Data Replication
Every organization uses various applications for its business. These applications generate a large amount of transactional data, which the organization stores in different formats in different locations.
For example, a company may be marketing their products using Facebook Ads and mailers and solving their customers’ issues via Intercom. Data from both these sources is a critical aid in making insightful, data-driven business decisions and strategies. Therefore, it needs to be collated and be made analysis-ready. Before this can happen, the data may need to be cleaned or organized in some way. This entire process of fetching the Source data, collating or preparing it, and then loading it to a Destination is called Data Replication and can be done through data Pipelines. It involves three key stages: Data Ingestion, Transformation, and Data Loading.
Data Ingestion
The process of fetching existing and new data from a Source application or database is called Data Ingestion. The data is ingested using either of these two techniques:
-
Poll-based ingestion
This ingestion is applicable for SaaS and database Sources. In poll-based ingestion, the data is ingested by Hevo according to the Pipeline schedule you specify. Read Scheduling a Pipeline. Hevo ingests the data via the Source APIs and SQL queries for SaaS and database Sources, respectively.
-
Push-based ingestion
This ingestion is applicable for webhook-based Sources. In push-based ingestion, the data is sent (pushed) by the Source to Hevo as soon as it is created or modified. The data ingestion is triggered from the Source, therefore, there is no schedule that you can define.
Read Data Ingestion to know more about the settings you can define to control the amount and type of data that is ingested.
Data Transformation
Different Sources maintain data in different formats and structures. These may often not be same as how the tables are defined in your Destination database or Destination. Or, the JSON Events ingested from the Source may need to be parsed to be successfully loaded to the Destination. The process of converting or modifying the ingested data to cleanse and prepare it for loading it into the Destination is called Data Transformation. Read Transformations.
You can transform data by writing Python Code-based Transformations or using Drag and Drop Transformations.
Data may also get transformed based on configurations you specify for loading the data, such as:
- The parsing strategy you define for JSON data may result in new, child Events being created.
- The Name Sanitization feature that allows you to sanitize table and column names to adhere to warehouse-acceptable formats.
- The way the ingestion process handles duplicate columns in your Source files.

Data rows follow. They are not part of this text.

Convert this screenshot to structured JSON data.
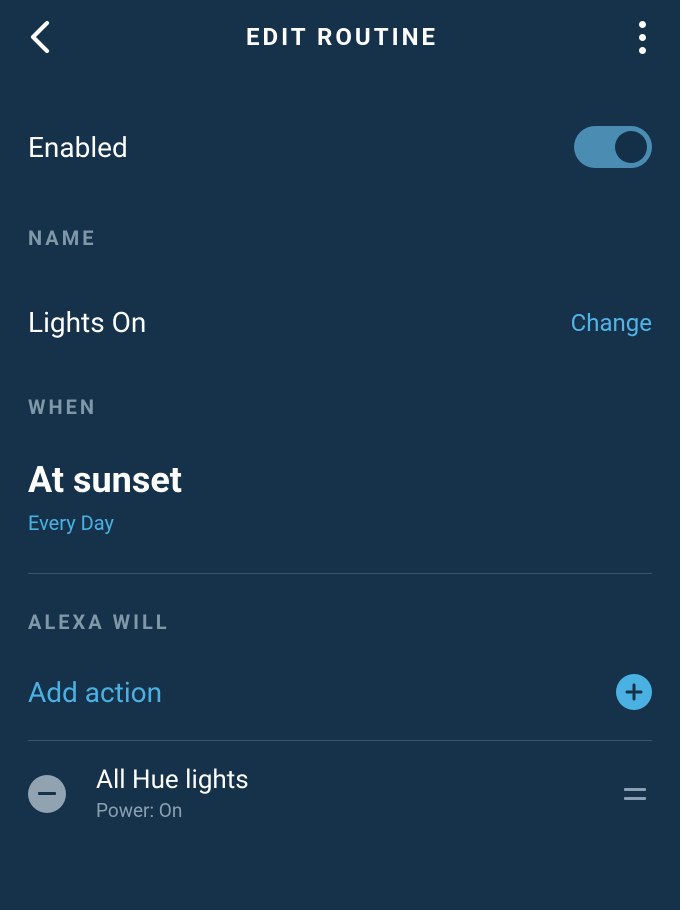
{
  "header": {
    "title": "EDIT ROUTINE"
  },
  "enabled": {
    "label": "Enabled",
    "value": true
  },
  "name_section": {
    "title": "NAME",
    "value": "Lights On",
    "change_label": "Change"
  },
  "when_section": {
    "title": "WHEN",
    "trigger": "At sunset",
    "recurrence": "Every Day"
  },
  "actions_section": {
    "title": "ALEXA WILL",
    "add_action_label": "Add action",
    "items": [
      {
        "title": "All Hue lights",
        "subtitle": "Power: On"
      }
    ]
  }
}
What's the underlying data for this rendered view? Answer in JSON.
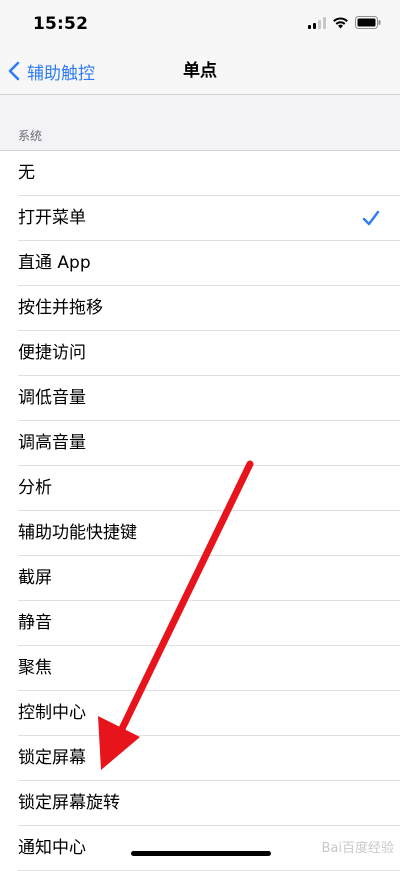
{
  "status_bar": {
    "time": "15:52"
  },
  "nav": {
    "back_label": "辅助触控",
    "title": "单点"
  },
  "section": {
    "header": "系统"
  },
  "items": [
    {
      "label": "无",
      "selected": false
    },
    {
      "label": "打开菜单",
      "selected": true
    },
    {
      "label": "直通 App",
      "selected": false
    },
    {
      "label": "按住并拖移",
      "selected": false
    },
    {
      "label": "便捷访问",
      "selected": false
    },
    {
      "label": "调低音量",
      "selected": false
    },
    {
      "label": "调高音量",
      "selected": false
    },
    {
      "label": "分析",
      "selected": false
    },
    {
      "label": "辅助功能快捷键",
      "selected": false
    },
    {
      "label": "截屏",
      "selected": false
    },
    {
      "label": "静音",
      "selected": false
    },
    {
      "label": "聚焦",
      "selected": false
    },
    {
      "label": "控制中心",
      "selected": false
    },
    {
      "label": "锁定屏幕",
      "selected": false
    },
    {
      "label": "锁定屏幕旋转",
      "selected": false
    },
    {
      "label": "通知中心",
      "selected": false
    }
  ],
  "accent_color": "#2f7cf6",
  "annotation": {
    "arrow_color": "#e8141c",
    "points_to": "锁定屏幕"
  },
  "watermark": "Bai百度经验"
}
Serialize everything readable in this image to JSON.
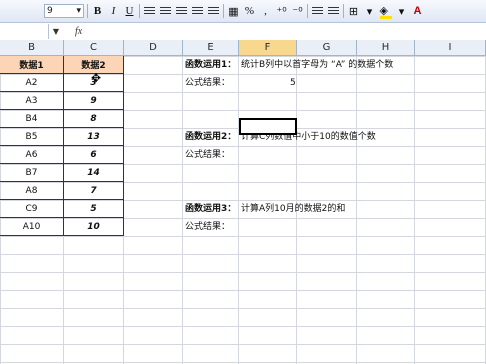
{
  "toolbar": {
    "font_size": "9",
    "bold": "B",
    "italic": "I",
    "underline": "U",
    "percent": "%",
    "comma": ",",
    "font_color": "A"
  },
  "formula_bar": {
    "fx": "fx"
  },
  "columns": [
    "B",
    "C",
    "D",
    "E",
    "F",
    "G",
    "H",
    "I"
  ],
  "active_column": "F",
  "table": {
    "headers": [
      "数据1",
      "数据2"
    ],
    "rows": [
      [
        "A2",
        "3"
      ],
      [
        "A3",
        "9"
      ],
      [
        "B4",
        "8"
      ],
      [
        "B5",
        "13"
      ],
      [
        "A6",
        "6"
      ],
      [
        "B7",
        "14"
      ],
      [
        "A8",
        "7"
      ],
      [
        "C9",
        "5"
      ],
      [
        "A10",
        "10"
      ]
    ]
  },
  "tasks": [
    {
      "label": "函数运用1：",
      "desc": "统计B列中以首字母为 “A” 的数据个数",
      "result_label": "公式结果：",
      "result": "5"
    },
    {
      "label": "函数运用2：",
      "desc": "计算C列数值中小于10的数值个数",
      "result_label": "公式结果：",
      "result": ""
    },
    {
      "label": "函数运用3：",
      "desc": "计算A列10月的数据2的和",
      "result_label": "公式结果：",
      "result": ""
    }
  ],
  "colors": {
    "header_fill": "#fbd5b5",
    "active_col": "#f8d78f"
  }
}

- Datatype promotion that is performed on Destination table schema to accommodate more Source data types.
Data Loading
Once the data has been ingested and transformed, it can be loaded to the Destination. Data loading involves the following considerations:
-
Identifying where to load: You can configure the Destination while creating your Pipeline or directly create one. The Destination configuration you specify can be modified post-Pipeline creation. Read Modifying a Pipeline.
-
Defining the load schedule: You can define the desired schedule for loading the data to the Destination. This schedule applies to all your Pipelines that use this Destination. Read Scheduling Data Load for a Destination for the steps to do this.
-
Mapping the data objects and fields: By default, Hevo automatically maps the objects and fields to the Destination using the Auto Mapping feature. However, you can also disable this feature and handle the mapping manually. Read Auto Mapping Event Types.
-
Deduplicating the data: Hevo loads your data using the primary keys defined in the Destination table to prevent duplication of records. In case of absence of primary keys, the data is loaded using the append rows feature. You must use the Append only feature when you want to track every update on a granular level. Read Data Loading. Where primary keys are present but not enforced by the Destination data warehouse, Hevo uses a query and metadata-based approach to load only unique data.
-
Optimizing the cost, time, and Events quota consumption: Many factors along the data replication process determine the overall cost of loading the data to the Destination. For example, how frequently the data is ingested can impact the cost due to re-ingestion of some Events needlessly. Read Events Usage.